Muslim leaders ban church construction in Indonesia: 'Against state regulations'
SURABAYA, Indonesia — Muslims in a village in northeastern Indonesia’s portion of Borneo Island prohibited a church from constructing a worship building, sources said.
Local leaders of Selumit village, in Tarakan City in North Kalimantan Province, stated in a Feb. 28 letter that Mawar Sharon Christian Church’s proposed construction was against state regulations since it would be located amid the predominantly Muslim Tidung tribes, according to news outlet Kayantara.com.
Kristianto Triwibowo S.Pi, coordinator of the Indonesian Christian Student Movement (Gerakan Mahasiswa Kristen Indonesia, or GMKI), Region VI Chapter, reportedly said the ban defies the Indonesian constitution and the country’s philosophy of Pancasila, the government’s guiding policy of unity and social justice for all of Indonesia’s various peoples.
“The state guarantees the right to worship and embrace the religion of all people,” Kristianto said in a press statement on March 7. “Instead of rejecting the services of the Mawar Sharon Church (GMS), which should not happen, we must tolerate each other and maintain diversity.”
The GMKI encouraged the North Kalimantan and Tarakan City governments, along with the Ministry of Religion and various state agencies, to fully protect activities of the church, which is registered with the Ministry of Religion.
Church in Malang
In East Java Province, Malang Regency, a church won the right to continue constructing a building after Muslims in Sumberejo village, Gedangan Sub-District initially prohibited it.
Sumberejo village head Abdul Rohman prohibited the construction of the East Java Christian Church (Gereja Kristen Jawi Wetan, or GKJW) after members of the Sumberejo Nahdlatul Ulama (NU) branch requested a ban in a Jan. 20 letter. The church comprises 20 families, said the chairman of the GKJW Supreme Council, the Rev. Natael Hermawan Prianto.
In the local NU branch’s letter, area Muslims reportedly recommended against construction to maintain “harmonious relationships” and “the comfort and security of the community.”
Pastor Natael, who helped bring together several related parties to resolve the issue, said that talks with the involvement of the Malang Regency Interreligious Communication Forum (Forum Komunikasi Umat Beragama, or FKUB) led to an agreement on March 6 under which residents allowed construction to go forward.
“The church construction will surely be continued,” he told Morning Star News.

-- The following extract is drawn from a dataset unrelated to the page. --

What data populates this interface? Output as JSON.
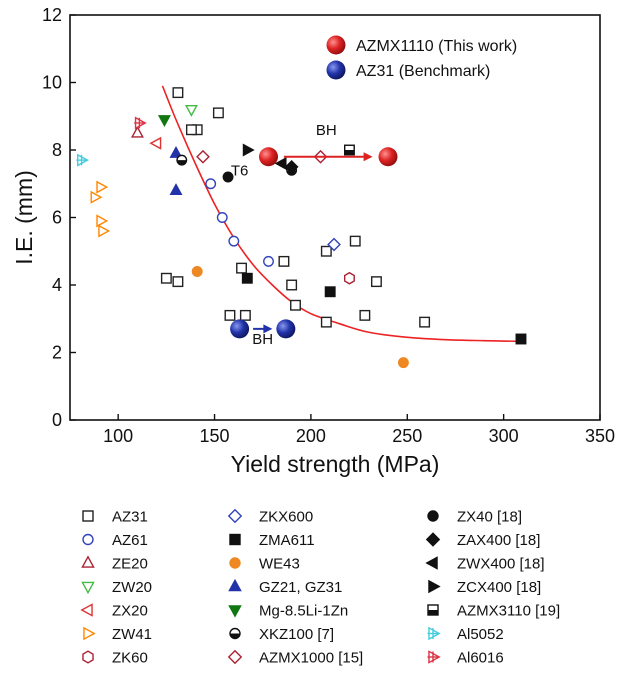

Requirements for obtaining permission to build houses of worship in Indonesia are onerous and hamper the establishment of such buildings for Christians and other faiths, rights advocates say. Indonesia’s Joint Ministerial Decree of 2006 makes requirements for obtaining permits nearly impossible for most new churches.
Even when small, new churches are able to meet the requirement of obtaining 90 signatures of approval from congregation members and 60 from area households of different religions, they are often met with delays or lack of response from officials. Well-organized radical Muslims secretly mobilize outside people to intimidate and pressure members of minority faiths.
Indonesia ranked 33rd on Christian support organization Open Doors’ 2023 World Watch List of the 50 countries where it is most difficult to be a Christian. Indonesian society has adopted a more conservative Islamic character, and churches involved in evangelistic outreach are at risk of being targeted by Islamic extremist groups, according to Open Doors’ WWL report.
“If a church is seen to be preaching and spreading the Gospel, they soon run into opposition from Islamic extremist groups, especially in rural areas,” the report noted. “In some regions of Indonesia, non-traditional churches struggle to get permission for church buildings, with the authorities often ignoring their paperwork.”